"Does the number of column families still significantly impact the memory footprint? If so, what is the incremental cost of a column family/table?"IMHO there would be little difference in memory use for a node with zero data that had 10 CF's and one that had 100 CF's. When you start putting data in the story changes.
As Alain said, the number of rows can impact the memory use. In 1.2+ that's less of an issue, but the index samples are still on heap. In my experience in normal (4Gb to 8GB heap) this is not an issue until you get into 500+ million rows.
The number of CF's is still used when calculating when to flush to disk. If you have 100 cf's the server will flush to disk more frequently than if you have 10. Because it needs to leave more room for the memtables to grow.

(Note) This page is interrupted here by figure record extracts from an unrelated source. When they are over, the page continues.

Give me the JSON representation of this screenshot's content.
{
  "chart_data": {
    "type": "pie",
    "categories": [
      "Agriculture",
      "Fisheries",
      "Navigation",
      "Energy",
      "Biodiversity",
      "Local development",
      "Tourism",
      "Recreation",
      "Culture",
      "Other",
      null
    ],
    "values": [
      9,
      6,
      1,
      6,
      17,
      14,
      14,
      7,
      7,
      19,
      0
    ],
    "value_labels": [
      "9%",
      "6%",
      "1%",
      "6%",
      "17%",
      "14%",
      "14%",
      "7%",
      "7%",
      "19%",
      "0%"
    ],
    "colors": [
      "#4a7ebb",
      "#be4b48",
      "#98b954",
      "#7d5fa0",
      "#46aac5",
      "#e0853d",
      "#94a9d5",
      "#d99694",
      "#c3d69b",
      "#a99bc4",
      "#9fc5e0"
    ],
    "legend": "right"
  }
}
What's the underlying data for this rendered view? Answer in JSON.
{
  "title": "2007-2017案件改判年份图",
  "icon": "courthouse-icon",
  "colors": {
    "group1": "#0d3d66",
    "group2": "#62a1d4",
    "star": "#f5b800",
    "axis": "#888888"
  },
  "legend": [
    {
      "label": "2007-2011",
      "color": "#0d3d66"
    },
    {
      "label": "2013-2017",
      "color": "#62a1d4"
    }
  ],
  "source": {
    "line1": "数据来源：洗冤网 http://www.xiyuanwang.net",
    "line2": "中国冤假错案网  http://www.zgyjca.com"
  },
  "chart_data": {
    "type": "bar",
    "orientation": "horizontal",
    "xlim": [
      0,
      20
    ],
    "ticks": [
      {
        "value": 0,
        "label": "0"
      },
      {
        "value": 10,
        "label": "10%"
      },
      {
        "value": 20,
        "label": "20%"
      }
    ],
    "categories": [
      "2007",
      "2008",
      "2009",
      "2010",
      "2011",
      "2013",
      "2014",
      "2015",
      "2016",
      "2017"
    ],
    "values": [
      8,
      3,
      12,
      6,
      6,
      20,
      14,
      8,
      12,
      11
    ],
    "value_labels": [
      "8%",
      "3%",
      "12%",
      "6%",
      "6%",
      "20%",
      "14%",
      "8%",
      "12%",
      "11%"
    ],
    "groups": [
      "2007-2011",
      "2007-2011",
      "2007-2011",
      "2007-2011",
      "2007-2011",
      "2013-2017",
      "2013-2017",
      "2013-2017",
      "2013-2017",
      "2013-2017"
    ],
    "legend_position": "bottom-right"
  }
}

The best way to get help on this is provide details on the memory settings, the numbers of CF's, the total number of rows, and the cache settings.
Hope that helps.
if using 1.2.*, Bloom filters are in native memory so not pressuring your heap, how many data do you have per node ? If this value is big, you have samples index in the heap consuming a lot of memory, for sure, and growing as your data per node grow.
Solutions : increase the heap if < 8GB and / or reduce sampling index_interval: 128 to a bigger value (256 - 512) and /or wait for 2.0.* which, of the top of my head, should move the sampling in native memory allowing heap size to be independent from the data size per node.
This should alleviate things. Yet these are only guesses since I know almost nothing about your cluster...
Hope this help somehow.